- A casa está cercada - disse Winston.
- A casa está cercada - repetiu a voz.
Ouviu Júlia trincar os dentes.
- Creio que é melhor nos despedirmos - disse ela.
- É melhor vos despedirdes - disse a voz.
E depois uma voz completamente diferente, fina, culta, e que deu a Winston a impressão de já a haver ouvido nalguma parte:
«E por falar nisso, já que falamos do assunto, Aí vem uma luz para te levar para a cama, Aí vem um machado para te cortar a cabeça!»
Algo caíra na cama, por trás de Winston. A ponta de uma escada fora metida pela vidraça e quebrara o caixilho. Alguém entrava pela janela. Ouviu-se um tropel de botas que subiam por dentro da casa. O quarto encheu-se de homens robustos, de uniformes negros, botas ferradas nos pés e bastões nas mãos.
Winston já não tremia. Mal mexia os olhos.
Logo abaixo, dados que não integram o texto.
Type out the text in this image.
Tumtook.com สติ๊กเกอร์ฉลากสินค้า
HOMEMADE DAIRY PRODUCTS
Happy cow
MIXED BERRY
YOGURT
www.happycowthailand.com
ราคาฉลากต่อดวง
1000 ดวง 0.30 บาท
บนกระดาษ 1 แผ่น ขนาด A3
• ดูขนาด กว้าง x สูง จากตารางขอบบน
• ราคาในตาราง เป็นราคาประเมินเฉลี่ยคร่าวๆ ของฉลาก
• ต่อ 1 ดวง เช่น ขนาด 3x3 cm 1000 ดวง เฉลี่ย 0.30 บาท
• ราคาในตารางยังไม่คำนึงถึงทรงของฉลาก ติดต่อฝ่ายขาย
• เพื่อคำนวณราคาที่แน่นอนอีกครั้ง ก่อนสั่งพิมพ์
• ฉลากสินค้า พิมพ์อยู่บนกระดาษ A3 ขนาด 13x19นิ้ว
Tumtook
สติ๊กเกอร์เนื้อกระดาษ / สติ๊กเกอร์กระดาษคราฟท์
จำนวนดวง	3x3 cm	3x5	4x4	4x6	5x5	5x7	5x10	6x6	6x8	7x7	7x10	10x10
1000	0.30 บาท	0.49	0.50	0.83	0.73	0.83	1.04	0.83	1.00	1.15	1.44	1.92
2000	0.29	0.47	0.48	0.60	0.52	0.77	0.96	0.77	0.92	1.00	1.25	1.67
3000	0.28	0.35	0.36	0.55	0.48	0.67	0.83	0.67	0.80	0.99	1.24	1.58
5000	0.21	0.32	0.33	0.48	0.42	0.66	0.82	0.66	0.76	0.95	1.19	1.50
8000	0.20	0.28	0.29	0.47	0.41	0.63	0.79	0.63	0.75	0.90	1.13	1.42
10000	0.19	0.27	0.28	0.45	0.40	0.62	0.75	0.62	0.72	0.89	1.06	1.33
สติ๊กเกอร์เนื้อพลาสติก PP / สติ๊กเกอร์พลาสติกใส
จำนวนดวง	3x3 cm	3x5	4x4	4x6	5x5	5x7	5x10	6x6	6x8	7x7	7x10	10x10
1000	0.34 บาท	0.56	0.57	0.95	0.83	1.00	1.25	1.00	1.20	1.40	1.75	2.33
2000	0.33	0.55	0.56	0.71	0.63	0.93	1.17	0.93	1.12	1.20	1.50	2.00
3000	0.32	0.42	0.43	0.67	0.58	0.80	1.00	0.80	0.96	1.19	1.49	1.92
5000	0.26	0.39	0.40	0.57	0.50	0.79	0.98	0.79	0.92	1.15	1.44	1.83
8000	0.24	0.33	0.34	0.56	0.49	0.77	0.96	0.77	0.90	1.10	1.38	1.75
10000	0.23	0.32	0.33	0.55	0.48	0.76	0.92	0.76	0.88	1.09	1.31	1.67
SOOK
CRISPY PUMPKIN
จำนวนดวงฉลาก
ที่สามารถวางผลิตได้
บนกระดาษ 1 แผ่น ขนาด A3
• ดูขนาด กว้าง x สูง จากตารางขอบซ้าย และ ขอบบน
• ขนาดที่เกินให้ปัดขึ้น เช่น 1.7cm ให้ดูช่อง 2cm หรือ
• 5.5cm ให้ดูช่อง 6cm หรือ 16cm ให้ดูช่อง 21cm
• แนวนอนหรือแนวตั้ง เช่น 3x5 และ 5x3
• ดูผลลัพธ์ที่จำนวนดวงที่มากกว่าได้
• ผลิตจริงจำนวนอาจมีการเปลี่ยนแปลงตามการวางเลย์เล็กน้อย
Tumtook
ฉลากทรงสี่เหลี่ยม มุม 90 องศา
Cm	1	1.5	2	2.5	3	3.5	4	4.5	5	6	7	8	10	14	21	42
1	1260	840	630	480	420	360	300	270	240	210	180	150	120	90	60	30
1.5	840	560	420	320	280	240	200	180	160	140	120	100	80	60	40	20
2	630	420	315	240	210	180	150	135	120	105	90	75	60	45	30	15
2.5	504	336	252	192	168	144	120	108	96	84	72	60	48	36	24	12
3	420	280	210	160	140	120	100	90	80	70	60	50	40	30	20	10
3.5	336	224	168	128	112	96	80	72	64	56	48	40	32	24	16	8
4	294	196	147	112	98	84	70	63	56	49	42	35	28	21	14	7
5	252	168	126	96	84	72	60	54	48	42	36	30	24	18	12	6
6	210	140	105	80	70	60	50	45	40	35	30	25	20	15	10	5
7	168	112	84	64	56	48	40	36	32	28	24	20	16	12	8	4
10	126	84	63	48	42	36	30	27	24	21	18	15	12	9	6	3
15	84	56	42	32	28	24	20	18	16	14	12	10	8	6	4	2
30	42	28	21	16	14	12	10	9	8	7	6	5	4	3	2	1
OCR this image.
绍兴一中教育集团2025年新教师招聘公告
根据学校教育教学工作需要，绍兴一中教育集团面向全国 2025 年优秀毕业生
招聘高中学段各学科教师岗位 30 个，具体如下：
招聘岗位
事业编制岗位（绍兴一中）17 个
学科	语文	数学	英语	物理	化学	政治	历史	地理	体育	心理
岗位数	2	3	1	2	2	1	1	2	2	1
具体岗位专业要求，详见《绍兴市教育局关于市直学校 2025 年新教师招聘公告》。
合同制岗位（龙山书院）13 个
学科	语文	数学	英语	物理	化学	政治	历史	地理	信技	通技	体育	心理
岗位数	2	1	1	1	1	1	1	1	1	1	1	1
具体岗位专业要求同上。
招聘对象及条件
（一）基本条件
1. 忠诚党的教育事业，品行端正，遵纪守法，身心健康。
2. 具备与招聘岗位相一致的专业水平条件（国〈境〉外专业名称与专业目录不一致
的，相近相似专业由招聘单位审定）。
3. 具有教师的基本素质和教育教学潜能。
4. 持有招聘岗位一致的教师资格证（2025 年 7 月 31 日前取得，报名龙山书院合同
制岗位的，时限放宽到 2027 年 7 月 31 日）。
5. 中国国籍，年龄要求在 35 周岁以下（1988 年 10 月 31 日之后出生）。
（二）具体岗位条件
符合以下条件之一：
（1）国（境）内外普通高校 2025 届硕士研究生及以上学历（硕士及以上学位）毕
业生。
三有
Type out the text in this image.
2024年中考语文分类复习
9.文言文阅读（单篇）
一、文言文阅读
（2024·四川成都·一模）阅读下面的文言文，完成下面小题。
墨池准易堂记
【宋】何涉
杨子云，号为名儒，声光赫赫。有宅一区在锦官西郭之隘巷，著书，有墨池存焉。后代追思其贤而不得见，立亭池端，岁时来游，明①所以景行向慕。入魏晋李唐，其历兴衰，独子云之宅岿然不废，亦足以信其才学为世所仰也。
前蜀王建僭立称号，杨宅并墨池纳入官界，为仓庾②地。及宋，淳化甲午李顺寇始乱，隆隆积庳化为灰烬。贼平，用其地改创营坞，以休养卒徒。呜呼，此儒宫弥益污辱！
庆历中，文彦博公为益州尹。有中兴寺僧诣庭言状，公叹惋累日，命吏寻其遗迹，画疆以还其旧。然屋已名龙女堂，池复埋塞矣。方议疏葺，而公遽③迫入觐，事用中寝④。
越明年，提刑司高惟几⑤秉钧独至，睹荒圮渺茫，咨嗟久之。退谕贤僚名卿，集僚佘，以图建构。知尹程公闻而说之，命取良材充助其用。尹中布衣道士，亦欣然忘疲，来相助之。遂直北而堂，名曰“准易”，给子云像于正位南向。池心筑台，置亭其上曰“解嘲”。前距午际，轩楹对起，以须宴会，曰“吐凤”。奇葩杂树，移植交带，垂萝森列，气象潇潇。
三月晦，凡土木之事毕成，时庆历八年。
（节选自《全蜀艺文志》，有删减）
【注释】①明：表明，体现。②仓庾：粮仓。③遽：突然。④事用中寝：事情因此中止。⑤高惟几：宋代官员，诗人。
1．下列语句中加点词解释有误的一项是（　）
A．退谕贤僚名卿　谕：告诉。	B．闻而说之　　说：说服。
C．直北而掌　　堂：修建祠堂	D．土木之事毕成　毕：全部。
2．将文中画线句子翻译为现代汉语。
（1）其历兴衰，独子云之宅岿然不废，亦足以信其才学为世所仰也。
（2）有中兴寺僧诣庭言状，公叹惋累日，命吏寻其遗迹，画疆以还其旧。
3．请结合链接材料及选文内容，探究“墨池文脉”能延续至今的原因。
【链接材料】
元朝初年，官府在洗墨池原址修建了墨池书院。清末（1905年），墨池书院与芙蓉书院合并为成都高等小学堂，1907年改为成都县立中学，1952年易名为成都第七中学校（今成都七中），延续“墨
Só uma coisa lhe importava: ficar muito quieto, ficar imóvel, para não lhes dar pretexto para espancá-lo! Um homem de cara lisa, de pugilista, em que a boca não passava de uma frincha, parou diante dele, brandindo o bastão com ar pensativo. Winston fitou-o nos olhos. Era quase insuportável a impressão de nudez, as mãos na nuca, o rosto e o corpo expostos.
O homem mostrou a ponta da língua branca, umedeceu o lugar onde deveriam estar os lábios, e passou adiante. Houve outro estrondo. Alguém apanhara o peso de papel da mesa e o arrebentara de encontro à lareira.
O fragmento de coral, uma partícula crespa de rosa, como um enfeite de bolo, rolou pelo capacho. Que pequenino, pensou Winston, como sempre fora pequenino! Houve uma exclamação e um baque, atrás dele, e levou um pontapé no tornozelo que quase o fez perder o equilíbrio. Um dos homens desferira um murro no plexo de Júlia, fazendo-a dobrar-se em dois como um canivete.